A person can be ‘against’ Christianity in the first two senses, but is the Hindu or the atheist or the humanist to be penalised in law for either opinion? Is Lord Byron to be cancelled because, musing on the effects of the English seaside holiday on conceptions of the sacred, he described the sea as ‘the seat of the Infinite’? 

UnHerd Reader
UnHerd Reader
1 hour ago

But what if Starmer takes a strong stance – or rather, makes a difficult decision – only to get murdered for it?
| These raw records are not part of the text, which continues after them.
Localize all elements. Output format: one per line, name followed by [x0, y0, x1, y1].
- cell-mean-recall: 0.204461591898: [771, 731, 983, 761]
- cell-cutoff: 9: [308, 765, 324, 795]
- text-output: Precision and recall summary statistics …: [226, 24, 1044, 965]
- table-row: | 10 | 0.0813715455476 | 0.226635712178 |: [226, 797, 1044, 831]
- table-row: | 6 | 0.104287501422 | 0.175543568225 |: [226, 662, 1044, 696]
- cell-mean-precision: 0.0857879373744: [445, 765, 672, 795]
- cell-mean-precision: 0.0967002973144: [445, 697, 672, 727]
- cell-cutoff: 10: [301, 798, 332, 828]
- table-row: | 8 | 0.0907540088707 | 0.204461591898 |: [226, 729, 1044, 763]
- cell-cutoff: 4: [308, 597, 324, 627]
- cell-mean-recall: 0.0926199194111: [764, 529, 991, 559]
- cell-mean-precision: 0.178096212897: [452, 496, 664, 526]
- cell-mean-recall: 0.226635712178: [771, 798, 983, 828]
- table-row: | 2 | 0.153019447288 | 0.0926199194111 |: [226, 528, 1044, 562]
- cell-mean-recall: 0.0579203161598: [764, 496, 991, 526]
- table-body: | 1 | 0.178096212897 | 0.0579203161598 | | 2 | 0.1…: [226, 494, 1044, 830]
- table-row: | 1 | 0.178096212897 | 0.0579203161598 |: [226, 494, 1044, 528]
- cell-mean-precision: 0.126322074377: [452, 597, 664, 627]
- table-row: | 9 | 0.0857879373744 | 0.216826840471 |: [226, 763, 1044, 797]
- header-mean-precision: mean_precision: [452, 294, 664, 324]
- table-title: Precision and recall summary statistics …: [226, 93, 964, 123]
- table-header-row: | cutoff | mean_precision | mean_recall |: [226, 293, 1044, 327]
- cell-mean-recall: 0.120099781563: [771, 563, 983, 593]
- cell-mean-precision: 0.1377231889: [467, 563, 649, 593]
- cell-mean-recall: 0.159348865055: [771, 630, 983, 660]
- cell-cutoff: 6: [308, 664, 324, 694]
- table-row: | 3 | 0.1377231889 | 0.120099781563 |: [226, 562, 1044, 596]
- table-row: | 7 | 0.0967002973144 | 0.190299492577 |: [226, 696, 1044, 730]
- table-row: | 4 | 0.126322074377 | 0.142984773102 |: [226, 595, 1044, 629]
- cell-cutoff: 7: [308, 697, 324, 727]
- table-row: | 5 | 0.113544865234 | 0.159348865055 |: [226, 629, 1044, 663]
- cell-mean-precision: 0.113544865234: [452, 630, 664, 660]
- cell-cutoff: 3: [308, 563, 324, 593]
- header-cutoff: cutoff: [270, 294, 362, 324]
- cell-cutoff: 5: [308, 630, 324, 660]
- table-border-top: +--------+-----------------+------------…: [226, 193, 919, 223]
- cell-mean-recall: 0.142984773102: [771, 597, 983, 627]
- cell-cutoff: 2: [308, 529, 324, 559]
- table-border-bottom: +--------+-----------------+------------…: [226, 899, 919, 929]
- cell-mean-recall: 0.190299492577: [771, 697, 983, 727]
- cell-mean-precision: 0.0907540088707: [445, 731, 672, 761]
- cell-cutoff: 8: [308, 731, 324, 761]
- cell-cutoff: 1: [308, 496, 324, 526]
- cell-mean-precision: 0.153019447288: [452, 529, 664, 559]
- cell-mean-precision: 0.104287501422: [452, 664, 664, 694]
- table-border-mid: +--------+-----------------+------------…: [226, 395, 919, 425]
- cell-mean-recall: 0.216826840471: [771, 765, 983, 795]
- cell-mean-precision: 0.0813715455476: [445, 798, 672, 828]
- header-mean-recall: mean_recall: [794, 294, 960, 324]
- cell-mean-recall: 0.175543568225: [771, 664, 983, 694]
Surely we can understand and excuse our stoic National leader’s wavering here?

Michael Luckie
Michael Luckie
1 hour ago
Reply to  UnHerd Reader

Why?

Julia Jones
Julia Jones
34 minutes ago
Reply to  UnHerd Reader

If the PM is afraid to “take a strong stance”, what hope for the rest of us?
We’re in deep trouble, I fear.

Peter B
Peter B
24 minutes ago
Reply to  UnHerd Reader

What if he does nothing and innocent people get murdered by the sort of extremists going down this highly dangerous and quite unnecessary road is only going to encourage ?

UnHerd Reader
UnHerd Reader
14 minutes ago
Reply to  Peter B

Yes, perhaps it is better that he is murdered?